Princess Nausicaa is a refreshing heroine. She possesses many characteristics that make her a good role-model - determination, strong leadership, wisdom, strength, love, courage, and much more. What a gal! I was reading on Wikipedia (the famous beacon of truth) about how a U.S. version titled Warriors of the Wind was released in the 80's with a poster/VHS box art featuring male characters that appear only briefly or merely as supporting characters. And there was Princess Nausicaa, the true protagonist and great character as a background afterthought. Rotten, no good, boy-centric-programming 80's!

A major plus was some swell aerial action scenes that were smooth poetry and excitement. Its a blast to watch complicated movements and details flow perfectly across the screen. It's a bummer to think that movies like this (immaculate hand-drawn animation) will be non-existent soon enough. That's why it's really worth checking out Miyazaki's films even if you find the pacing boring or the stories strangely childish though told ultra-seriously.

Some things that bothered me included some of the hijinks humor that I have found to be common in Miyazaki's films. Presumably this is because these films are created for children, but I can't really imagine any kids being able to pay attention to Nausicaa of the Valley of the Wind long enough to get a kick out of it. Still, I might be selling today's kids short because I can only speculate that I wouldn't have been able to sit still through the 2 hour run time at age 9 or 10. I've also realized that some of the zaniness of the hijinks and humor can be cultural specific. After all, all Miyazaki films premiere in Japan way before American eyes ever see a frame.

***1/2

Monday, July 30, 2007

Chad Betz Review of Paprika



SPOILERS

As an explosion of dream imagery, Paprika wows.
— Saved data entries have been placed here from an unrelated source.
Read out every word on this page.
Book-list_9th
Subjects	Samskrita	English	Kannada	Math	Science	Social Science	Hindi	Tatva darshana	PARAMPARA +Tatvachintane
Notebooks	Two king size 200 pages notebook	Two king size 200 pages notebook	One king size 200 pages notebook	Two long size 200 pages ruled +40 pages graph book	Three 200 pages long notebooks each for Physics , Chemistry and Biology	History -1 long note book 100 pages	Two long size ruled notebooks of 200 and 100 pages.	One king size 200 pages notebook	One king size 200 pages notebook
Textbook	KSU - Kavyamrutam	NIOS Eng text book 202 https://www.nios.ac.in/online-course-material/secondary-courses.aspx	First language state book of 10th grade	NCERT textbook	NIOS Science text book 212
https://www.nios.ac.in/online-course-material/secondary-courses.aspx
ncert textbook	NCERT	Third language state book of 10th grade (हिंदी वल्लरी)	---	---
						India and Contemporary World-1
As a cogent narrative, it amounts to about as much as most other "important" Japanese animated films -- inscrutable plot machinations developing towards a cosmic battle between absolute good and absolute evil. Expect a lot of talk about existence in the positive and the negatory, and frogs banging on drums.
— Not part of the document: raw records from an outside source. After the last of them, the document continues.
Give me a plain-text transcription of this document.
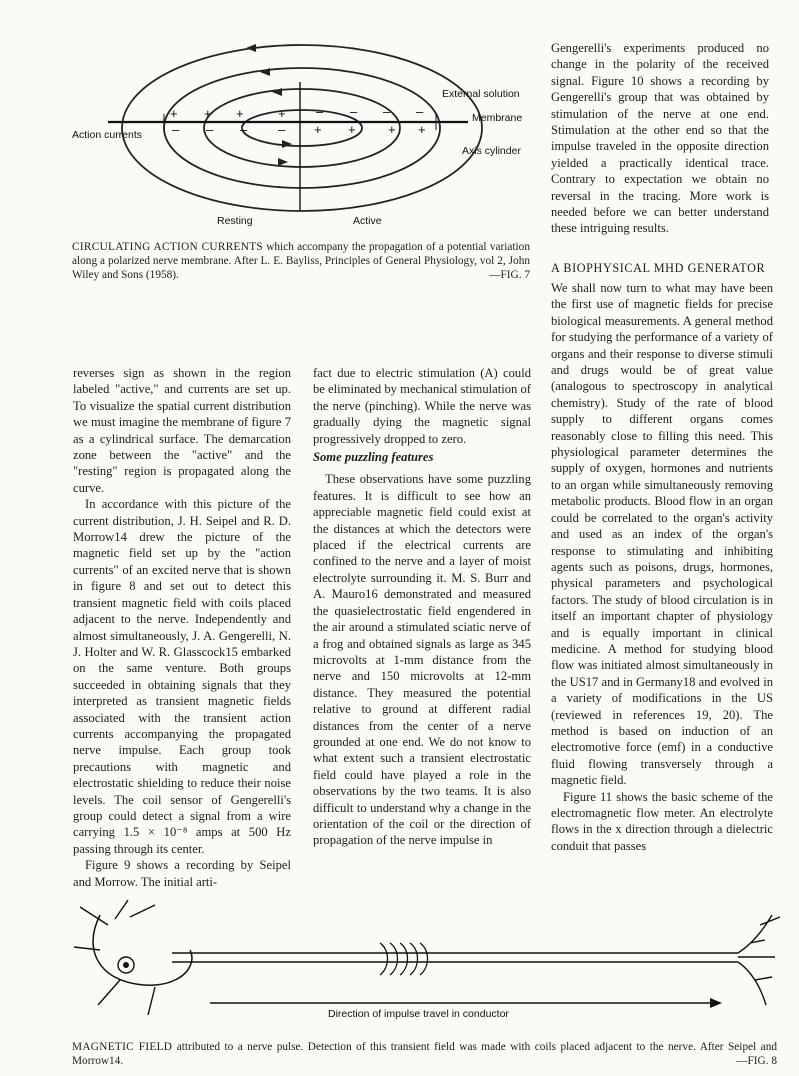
+ + +	+ – – – –
– – – – + + + +
External solution
Membrane
Axis cylinder
Action currents
Resting	Active
CIRCULATING ACTION CURRENTS which accompany the propagation of a potential variation along a polarized nerve membrane. After L. E. Bayliss, Principles of General Physiology, vol 2, John Wiley and Sons (1958).	—FIG. 7

Gengerelli's experiments produced no change in the polarity of the received signal. Figure 10 shows a recording by Gengerelli's group that was obtained by stimulation of the nerve at one end. Stimulation at the other end so that the impulse traveled in the opposite direction yielded a practically identical trace. Contrary to expectation we obtain no reversal in the tracing. More work is needed before we can better understand these intriguing results.

A BIOPHYSICAL MHD GENERATOR

We shall now turn to what may have been the first use of magnetic fields for precise biological measurements. A general method for studying the performance of a variety of organs and their response to diverse stimuli and drugs would be of great value (analogous to spectroscopy in analytical chemistry). Study of the rate of blood supply to different organs comes reasonably close to filling this need. This physiological parameter determines the supply of oxygen, hormones and nutrients to an organ while simultaneously removing metabolic products. Blood flow in an organ could be correlated to the organ's activity and used as an index of the organ's response to stimulating and inhibiting agents such as poisons, drugs, hormones, physical parameters and psychological factors. The study of blood circulation is in itself an important chapter of physiology and is equally important in clinical medicine. A method for studying blood flow was initiated almost simultaneously in the US17 and in Germany18 and evolved in a variety of modifications in the US (reviewed in references 19, 20). The method is based on induction of an electromotive force (emf) in a conductive fluid flowing transversely through a magnetic field.

Figure 11 shows the basic scheme of the electromagnetic flow meter. An electrolyte flows in the x direction through a dielectric conduit that passes

reverses sign as shown in the region labeled "active," and currents are set up. To visualize the spatial current distribution we must imagine the membrane of figure 7 as a cylindrical surface. The demarcation zone between the "active" and the "resting" region is propagated along the curve.

In accordance with this picture of the current distribution, J. H. Seipel and R. D. Morrow14 drew the picture of the magnetic field set up by the "action currents" of an excited nerve that is shown in figure 8 and set out to detect this transient magnetic field with coils placed adjacent to the nerve. Independently and almost simultaneously, J. A. Gengerelli, N. J. Holter and W. R. Glasscock15 embarked on the same venture. Both groups succeeded in obtaining signals that they interpreted as transient magnetic fields associated with the transient action currents accompanying the propagated nerve impulse. Each group took precautions with magnetic and electrostatic shielding to reduce their noise levels. The coil sensor of Gengerelli's group could detect a signal from a wire carrying 1.5 × 10⁻⁸ amps at 500 Hz passing through its center.

Figure 9 shows a recording by Seipel and Morrow. The initial arti-

fact due to electric stimulation (A) could be eliminated by mechanical stimulation of the nerve (pinching). While the nerve was gradually dying the magnetic signal progressively dropped to zero.

Some puzzling features

These observations have some puzzling features. It is difficult to see how an appreciable magnetic field could exist at the distances at which the detectors were placed if the electrical currents are confined to the nerve and a layer of moist electrolyte surrounding it. M. S. Burr and A. Mauro16 demonstrated and measured the quasielectrostatic field engendered in the air around a stimulated sciatic nerve of a frog and obtained signals as large as 345 microvolts at 1-mm distance from the nerve and 150 microvolts at 12-mm distance. They measured the potential relative to ground at different radial distances from the center of a nerve grounded at one end. We do not know to what extent such a transient electrostatic field could have played a role in the observations by the two teams. It is also difficult to understand why a change in the orientation of the coil or the direction of propagation of the nerve impulse in

Direction of impulse travel in conductor
MAGNETIC FIELD attributed to a nerve pulse. Detection of this transient field was made with coils placed adjacent to the nerve. After Seipel and Morrow14.	—FIG. 8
Paprika is one of a long line of modern Japanese films that overcompensate for their society's past repression of women by imbuing the heroine with god-like power and ultimate purity. The titular character is half-Kiki, half-Virgin Mary; she is cutesy and mythically well-endowed, pseudo-climactically canceling out the film's pitch-black antagonist through a metaphysical sort of confrontation that's beyond absurd, a Godzilla vs. Mothra staging that's basically a blow-up of what happens when particles of matter and anti-matter make contact. The film, however, also couches this confrontation in terms of woman being the answer to man. And, as a man, I have to ask: are we really that bad? I admire Paprika's attempts to deepen its text with psychology, but psychology is a complex tangle of gray areas, and when most of the film's primary characters end up reductively yin and yang, inner drama is lost to showy theatrics. And a big naked girl swallowing a big naked man-shadow.
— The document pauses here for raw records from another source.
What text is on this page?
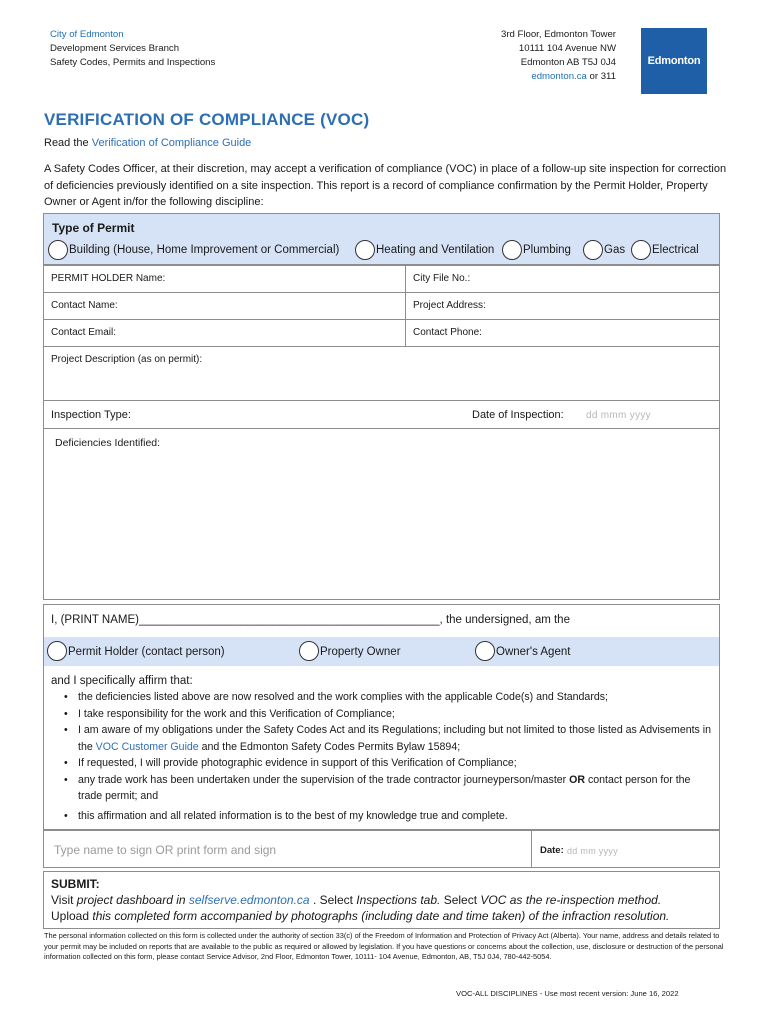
City of Edmonton
Development Services Branch
Safety Codes, Permits and Inspections
3rd Floor, Edmonton Tower
10111 104 Avenue NW
Edmonton AB T5J 0J4
edmonton.ca or 311
Edmonton
VERIFICATION OF COMPLIANCE (VOC)
Read the Verification of Compliance Guide
A Safety Codes Officer, at their discretion, may accept a verification of compliance (VOC) in place of a follow-up site inspection for correction of deficiencies previously identified on a site inspection. This report is a record of compliance confirmation by the Permit Holder, Property Owner or Agent in/for the following discipline:
Type of Permit
Building (House, Home Improvement or Commercial)	Heating and Ventilation Plumbing	Gas Electrical
PERMIT HOLDER Name:	City File No.:
Contact Name:	Project Address:
Contact Email:	Contact Phone:
Project Description (as on permit):
Inspection Type:	Date of Inspection: dd mmm yyyy
Deficiencies Identified:
I, (PRINT NAME)_______________________________________________, the undersigned, am the
Permit Holder (contact person)	Property Owner	Owner's Agent
and I specifically affirm that:
• the deficiencies listed above are now resolved and the work complies with the applicable Code(s) and Standards;
• I take responsibility for the work and this Verification of Compliance;
• I am aware of my obligations under the Safety Codes Act and its Regulations; including but not limited to those listed as Advisements in the VOC Customer Guide and the Edmonton Safety Codes Permits Bylaw 15894;
• If requested, I will provide photographic evidence in support of this Verification of Compliance;
• any trade work has been undertaken under the supervision of the trade contractor journeyperson/master OR contact person for the trade permit; and
• this affirmation and all related information is to the best of my knowledge true and complete.
Type name to sign OR print form and sign	Date: dd mm yyyy
SUBMIT:
Visit project dashboard in selfserve.edmonton.ca . Select Inspections tab. Select VOC as the re-inspection method.
Upload this completed form accompanied by photographs (including date and time taken) of the infraction resolution.
The personal information collected on this form is collected under the authority of section 33(c) of the Freedom of Information and Protection of Privacy Act (Alberta). Your name, address and details related to your permit may be included on reports that are available to the public as required or allowed by legislation. If you have questions or concerns about the collection, use, disclosure or destruction of the personal information collected on this form, please contact Service Advisor, 2nd Floor, Edmonton Tower, 10111- 104 Avenue, Edmonton, AB, T5J 0J4, 780-442-5054.
VOC-ALL DISCIPLINES - Use most recent version: June 16, 2022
Make no mistake, though, this is some of the most captivating animated imagery this side of Miyazaki. Even rivals Miyazaki, and with its adult rating and more oblique ambitions, occasionally marries Miyazaki with Murakami. It's unfortunate that the whole's not more nuanced, that the characters are too conceptual, and that half the time you're wondering what the four-letter-word is going on.

-Chad Betz
Guest Reviewer

Tuesday, February 27, 2007

Flushed Away



This film comes from the makers of Chicken Run and the great Wallace and Gromit series of films. The style is the same, but the animation is no longer clay animation. They have moved on to CGI. The film looks great, but I miss the wonder of clay. The film used a lot of the same humor as the W&G films, but doesn't employ the same subtleties that make those films so great. Still, Flushed away has charm and some really fun scenes. The voice acting from Hugh Jackman, Andy Serkis, Bill Nighy, Kate Winslet, Ian McCellan (sp), and Jean Reno is great and lively. A fun movie to watch with the gang, whoever your gang may be.